When it comes to manufacturing new lightweight, yet strong components for new passenger jets, scientists are treating the process like trying to brew the most delicious cup of coffee. By using artificial intelligence (AI) and machine learning, researchers at the U.S. Department of Energy’s (DOE) Argonne National Laboratory are intelligently and automatically selecting the perfect settings for a different kind of hot brew — the process of friction stir welding, a common ingredient needed to manufacture aeroplane components.

In a new collaboration, Argonne computer scientists are putting the power of the laboratory’s automated machine learning expertise and supercomputers to use. By reducing the number of costly experiments and time-consuming simulations with a new machine learning approach, they can generate accurate models that provide valuable information about the welding process in much less time and at a fraction of the cost.

This approach, called DeepHyper, is a scalable automated machine learning package developed by Argonne computational scientist. Machine learning is a process by which a computer can train itself to find the best answers to a particular question.

The machine-learning algorithm uses a training dataset of various welding conditions and parameters from which aeroplane part properties can be determined. From this dataset, vastly more possible inputs are instantly analysed and ranked to determine which give the best possible components. Manufacturing aeroplane parts involves highly complex, sophisticated and expensive machines, and automating their manufacturing can save money and time, and improve safety and efficiency.

– Prasanna Balaprakash, Argonne Computational Scientist

DeepHyper automates the design and development of machine-learning-based predictive models, which often involve expert-driven, trial-and-error processes. Because no model is an absolute reflection of the truth. The researchers are not primarily trying to find the single best predictive model and the associated welding condition. Rather, they are generating hundreds of highly accurate models, combining them to assess uncertainties in the predictions, and then seeking to use these more tested predictions in the manufacturing process.

The team’s computationally intensive work is being enabled by supercomputing resources at the Argonne Leadership Computing Facility, a DOE Office of Science user facility. The partnership between Argonne, GE Research, EWI, and GKN Aerospace is funded by a grant from DOE’s Advanced Manufacturing Office. The project is entitled Probabilistic Machine Learning for Rapid Large-Scale and High-Rate Aerostructure Manufacturing.
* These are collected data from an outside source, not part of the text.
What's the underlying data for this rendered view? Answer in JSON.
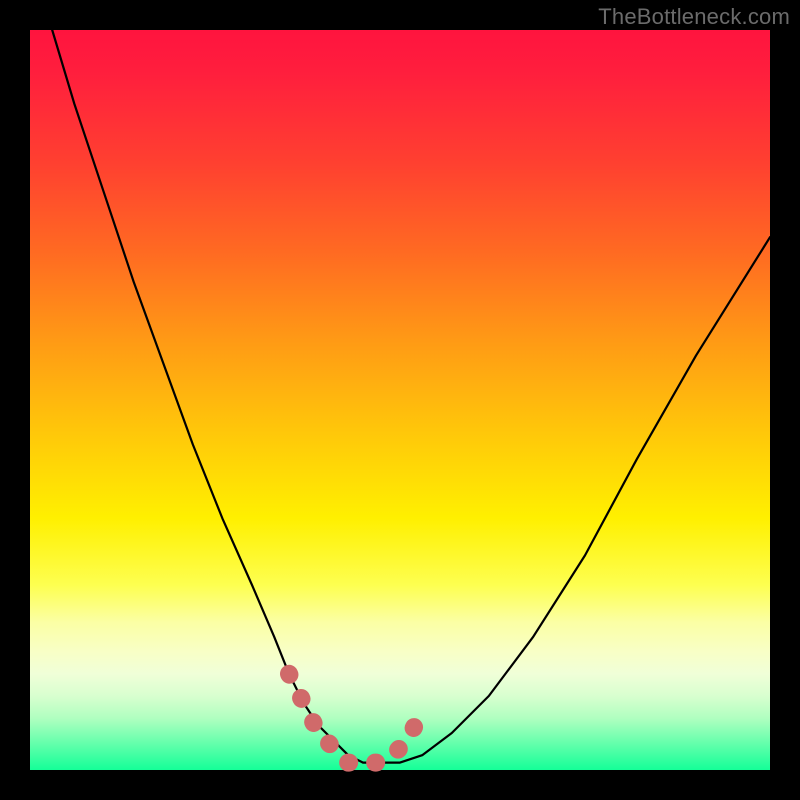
{
  "watermark": "TheBottleneck.com",
  "chart_data": {
    "type": "line",
    "title": "",
    "xlabel": "",
    "ylabel": "",
    "xlim": [
      0,
      100
    ],
    "ylim": [
      0,
      100
    ],
    "grid": false,
    "legend": false,
    "series": [
      {
        "name": "curve",
        "color": "#000000",
        "x": [
          3,
          6,
          10,
          14,
          18,
          22,
          26,
          30,
          33,
          35,
          37,
          39,
          41,
          43,
          45,
          47,
          50,
          53,
          57,
          62,
          68,
          75,
          82,
          90,
          100
        ],
        "values": [
          100,
          90,
          78,
          66,
          55,
          44,
          34,
          25,
          18,
          13,
          9,
          6,
          4,
          2,
          1,
          1,
          1,
          2,
          5,
          10,
          18,
          29,
          42,
          56,
          72
        ]
      },
      {
        "name": "bottom-marker",
        "color": "#d06a6a",
        "style": "thick-dotted",
        "x": [
          35,
          37,
          39,
          41,
          43,
          45,
          47,
          49,
          51,
          53
        ],
        "values": [
          13,
          9,
          5,
          3,
          1,
          1,
          1,
          2,
          4,
          8
        ]
      }
    ],
    "annotations": []
  }
}
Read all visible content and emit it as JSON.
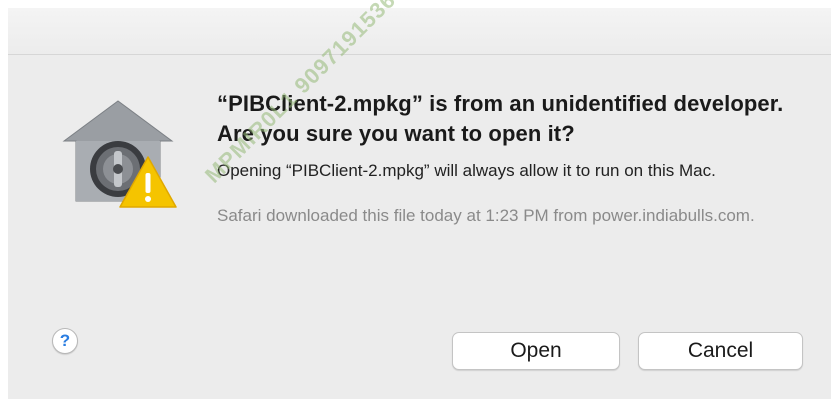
{
  "dialog": {
    "headline": "“PIBClient-2.mpkg” is from an unidentified developer. Are you sure you want to open it?",
    "body": "Opening “PIBClient-2.mpkg” will always allow it to run on this Mac.",
    "info": "Safari downloaded this file today at 1:23 PM from power.indiabulls.com.",
    "icon": "gatekeeper-warning-icon",
    "help_label": "?",
    "buttons": {
      "open": "Open",
      "cancel": "Cancel"
    }
  },
  "watermark": {
    "text": "MPMIR0L1 9097191536"
  },
  "colors": {
    "dialog_bg": "#ececec",
    "help_accent": "#2a7de1",
    "warning_yellow": "#f5c400"
  }
}
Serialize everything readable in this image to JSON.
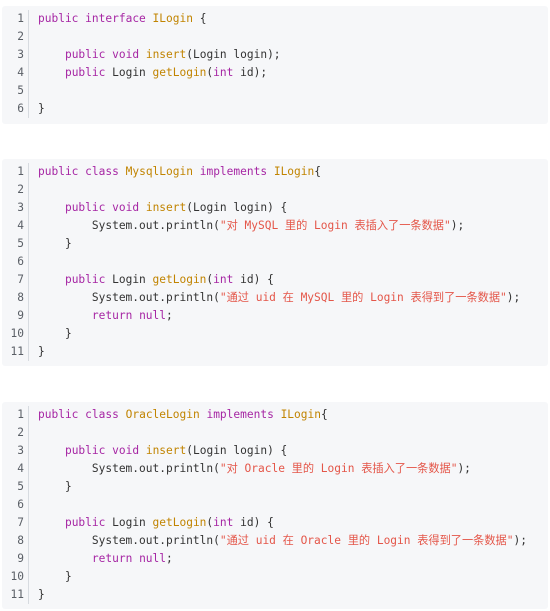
{
  "blocks": [
    {
      "id": "ilogin",
      "lines": [
        {
          "num": "1",
          "tokens": [
            {
              "t": "public",
              "c": "kw"
            },
            {
              "t": " ",
              "c": "txt"
            },
            {
              "t": "interface",
              "c": "kw"
            },
            {
              "t": " ",
              "c": "txt"
            },
            {
              "t": "ILogin",
              "c": "fn"
            },
            {
              "t": " {",
              "c": "txt"
            }
          ]
        },
        {
          "num": "2",
          "tokens": []
        },
        {
          "num": "3",
          "tokens": [
            {
              "t": "    ",
              "c": "txt"
            },
            {
              "t": "public",
              "c": "kw"
            },
            {
              "t": " ",
              "c": "txt"
            },
            {
              "t": "void",
              "c": "kw"
            },
            {
              "t": " ",
              "c": "txt"
            },
            {
              "t": "insert",
              "c": "fn"
            },
            {
              "t": "(Login login);",
              "c": "txt"
            }
          ]
        },
        {
          "num": "4",
          "tokens": [
            {
              "t": "    ",
              "c": "txt"
            },
            {
              "t": "public",
              "c": "kw"
            },
            {
              "t": " Login ",
              "c": "txt"
            },
            {
              "t": "getLogin",
              "c": "fn"
            },
            {
              "t": "(",
              "c": "txt"
            },
            {
              "t": "int",
              "c": "kw"
            },
            {
              "t": " id);",
              "c": "txt"
            }
          ]
        },
        {
          "num": "5",
          "tokens": []
        },
        {
          "num": "6",
          "tokens": [
            {
              "t": "}",
              "c": "txt"
            }
          ]
        }
      ]
    },
    {
      "id": "mysql",
      "lines": [
        {
          "num": "1",
          "tokens": [
            {
              "t": "public",
              "c": "kw"
            },
            {
              "t": " ",
              "c": "txt"
            },
            {
              "t": "class",
              "c": "kw"
            },
            {
              "t": " ",
              "c": "txt"
            },
            {
              "t": "MysqlLogin",
              "c": "fn"
            },
            {
              "t": " ",
              "c": "txt"
            },
            {
              "t": "implements",
              "c": "kw"
            },
            {
              "t": " ",
              "c": "txt"
            },
            {
              "t": "ILogin",
              "c": "fn"
            },
            {
              "t": "{",
              "c": "txt"
            }
          ]
        },
        {
          "num": "2",
          "tokens": []
        },
        {
          "num": "3",
          "tokens": [
            {
              "t": "    ",
              "c": "txt"
            },
            {
              "t": "public",
              "c": "kw"
            },
            {
              "t": " ",
              "c": "txt"
            },
            {
              "t": "void",
              "c": "kw"
            },
            {
              "t": " ",
              "c": "txt"
            },
            {
              "t": "insert",
              "c": "fn"
            },
            {
              "t": "(Login login) {",
              "c": "txt"
            }
          ]
        },
        {
          "num": "4",
          "tokens": [
            {
              "t": "        System.out.println(",
              "c": "txt"
            },
            {
              "t": "\"对 MySQL 里的 Login 表插入了一条数据\"",
              "c": "str"
            },
            {
              "t": ");",
              "c": "txt"
            }
          ]
        },
        {
          "num": "5",
          "tokens": [
            {
              "t": "    }",
              "c": "txt"
            }
          ]
        },
        {
          "num": "6",
          "tokens": []
        },
        {
          "num": "7",
          "tokens": [
            {
              "t": "    ",
              "c": "txt"
            },
            {
              "t": "public",
              "c": "kw"
            },
            {
              "t": " Login ",
              "c": "txt"
            },
            {
              "t": "getLogin",
              "c": "fn"
            },
            {
              "t": "(",
              "c": "txt"
            },
            {
              "t": "int",
              "c": "kw"
            },
            {
              "t": " id) {",
              "c": "txt"
            }
          ]
        },
        {
          "num": "8",
          "tokens": [
            {
              "t": "        System.out.println(",
              "c": "txt"
            },
            {
              "t": "\"通过 uid 在 MySQL 里的 Login 表得到了一条数据\"",
              "c": "str"
            },
            {
              "t": ");",
              "c": "txt"
            }
          ]
        },
        {
          "num": "9",
          "tokens": [
            {
              "t": "        ",
              "c": "txt"
            },
            {
              "t": "return",
              "c": "kw"
            },
            {
              "t": " ",
              "c": "txt"
            },
            {
              "t": "null",
              "c": "kw"
            },
            {
              "t": ";",
              "c": "txt"
            }
          ]
        },
        {
          "num": "10",
          "tokens": [
            {
              "t": "    }",
              "c": "txt"
            }
          ]
        },
        {
          "num": "11",
          "tokens": [
            {
              "t": "}",
              "c": "txt"
            }
          ]
        }
      ]
    },
    {
      "id": "oracle",
      "lines": [
        {
          "num": "1",
          "tokens": [
            {
              "t": "public",
              "c": "kw"
            },
            {
              "t": " ",
              "c": "txt"
            },
            {
              "t": "class",
              "c": "kw"
            },
            {
              "t": " ",
              "c": "txt"
            },
            {
              "t": "OracleLogin",
              "c": "fn"
            },
            {
              "t": " ",
              "c": "txt"
            },
            {
              "t": "implements",
              "c": "kw"
            },
            {
              "t": " ",
              "c": "txt"
            },
            {
              "t": "ILogin",
              "c": "fn"
            },
            {
              "t": "{",
              "c": "txt"
            }
          ]
        },
        {
          "num": "2",
          "tokens": []
        },
        {
          "num": "3",
          "tokens": [
            {
              "t": "    ",
              "c": "txt"
            },
            {
              "t": "public",
              "c": "kw"
            },
            {
              "t": " ",
              "c": "txt"
            },
            {
              "t": "void",
              "c": "kw"
            },
            {
              "t": " ",
              "c": "txt"
            },
            {
              "t": "insert",
              "c": "fn"
            },
            {
              "t": "(Login login) {",
              "c": "txt"
            }
          ]
        },
        {
          "num": "4",
          "tokens": [
            {
              "t": "        System.out.println(",
              "c": "txt"
            },
            {
              "t": "\"对 Oracle 里的 Login 表插入了一条数据\"",
              "c": "str"
            },
            {
              "t": ");",
              "c": "txt"
            }
          ]
        },
        {
          "num": "5",
          "tokens": [
            {
              "t": "    }",
              "c": "txt"
            }
          ]
        },
        {
          "num": "6",
          "tokens": []
        },
        {
          "num": "7",
          "tokens": [
            {
              "t": "    ",
              "c": "txt"
            },
            {
              "t": "public",
              "c": "kw"
            },
            {
              "t": " Login ",
              "c": "txt"
            },
            {
              "t": "getLogin",
              "c": "fn"
            },
            {
              "t": "(",
              "c": "txt"
            },
            {
              "t": "int",
              "c": "kw"
            },
            {
              "t": " id) {",
              "c": "txt"
            }
          ]
        },
        {
          "num": "8",
          "tokens": [
            {
              "t": "        System.out.println(",
              "c": "txt"
            },
            {
              "t": "\"通过 uid 在 Oracle 里的 Login 表得到了一条数据\"",
              "c": "str"
            },
            {
              "t": ");",
              "c": "txt"
            }
          ]
        },
        {
          "num": "9",
          "tokens": [
            {
              "t": "        ",
              "c": "txt"
            },
            {
              "t": "return",
              "c": "kw"
            },
            {
              "t": " ",
              "c": "txt"
            },
            {
              "t": "null",
              "c": "kw"
            },
            {
              "t": ";",
              "c": "txt"
            }
          ]
        },
        {
          "num": "10",
          "tokens": [
            {
              "t": "    }",
              "c": "txt"
            }
          ]
        },
        {
          "num": "11",
          "tokens": [
            {
              "t": "}",
              "c": "txt"
            }
          ]
        }
      ]
    }
  ]
}
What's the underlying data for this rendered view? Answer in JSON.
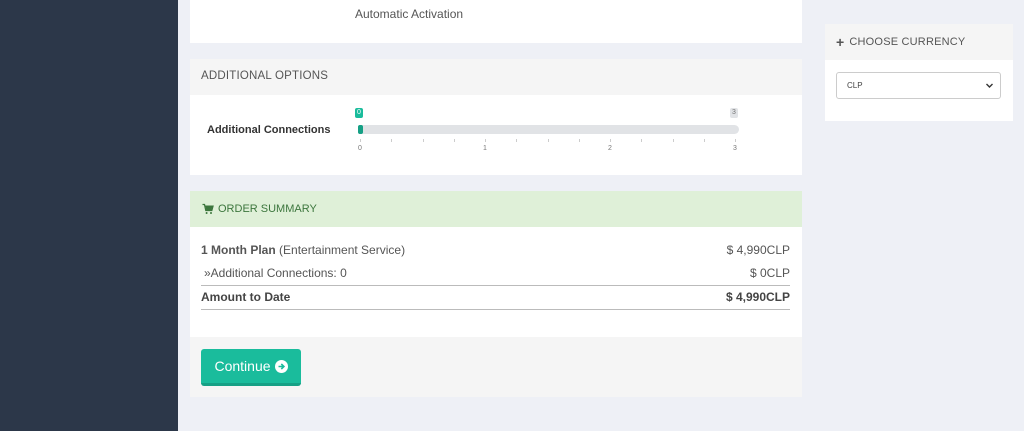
{
  "product": {
    "activation_text": "Automatic Activation"
  },
  "additional_options": {
    "heading": "ADDITIONAL OPTIONS",
    "connections_label": "Additional Connections",
    "slider": {
      "min": 0,
      "max": 3,
      "value": 0,
      "min_badge": "0",
      "max_badge": "3",
      "tick_labels": [
        "0",
        "1",
        "2",
        "3"
      ]
    }
  },
  "order_summary": {
    "heading": "ORDER SUMMARY",
    "plan_name": "1 Month Plan",
    "plan_detail": "(Entertainment Service)",
    "plan_amount": "$ 4,990CLP",
    "connections_line": "»Additional Connections: 0",
    "connections_amount": "$ 0CLP",
    "total_label": "Amount to Date",
    "total_amount": "$ 4,990CLP"
  },
  "footer": {
    "continue_label": "Continue"
  },
  "currency": {
    "heading": "CHOOSE CURRENCY",
    "selected": "CLP"
  },
  "colors": {
    "sidebar": "#2c3749",
    "accent": "#1abc9c",
    "summary_header": "#dff0d8",
    "summary_text": "#3c763d",
    "page_bg": "#eef0f6"
  },
  "icons": {
    "summary": "shopping-cart-icon",
    "continue": "arrow-circle-right-icon",
    "currency": "plus-icon",
    "select": "chevron-down-icon"
  }
}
Argonne National Laboratory (ANL) seeks solutions to pressing national problems in science and technology. The nation’s first national laboratory, Argonne conducts leading-edge basic and applied scientific research in virtually every scientific discipline. Argonne researchers work closely with researchers from hundreds of companies, universities, and federal, state and municipal agencies to help them solve their specific problems, advance America’s scientific leadership and prepare the nation for a better future.

As reported by OpenGov Asia, ANL is expanding its digital presence in science, technology, engineering and mathematics (STEM) education with two channels aimed specifically at students and teachers: STEAMville and a social media account that focuses on education. These new virtual programming initiatives, led by the laboratory’s Educational Programs and Outreach (EDU) department, will connect EDU and Argonne to STEM-driven students, teachers, and communities in Chicagoland and beyond.

One of the new platforms being explored by EDU is STEAMville, a combination of a social learning network and a learning management system. Northwestern University has developed the network over a decade to give schools, students, and science organisations their own virtual space to share and utilise STEM activities. This creates a rich catalogue of STEM programming that individuals and institutions can use and apply to their own programs, while also letting different groups and individuals interact with each other.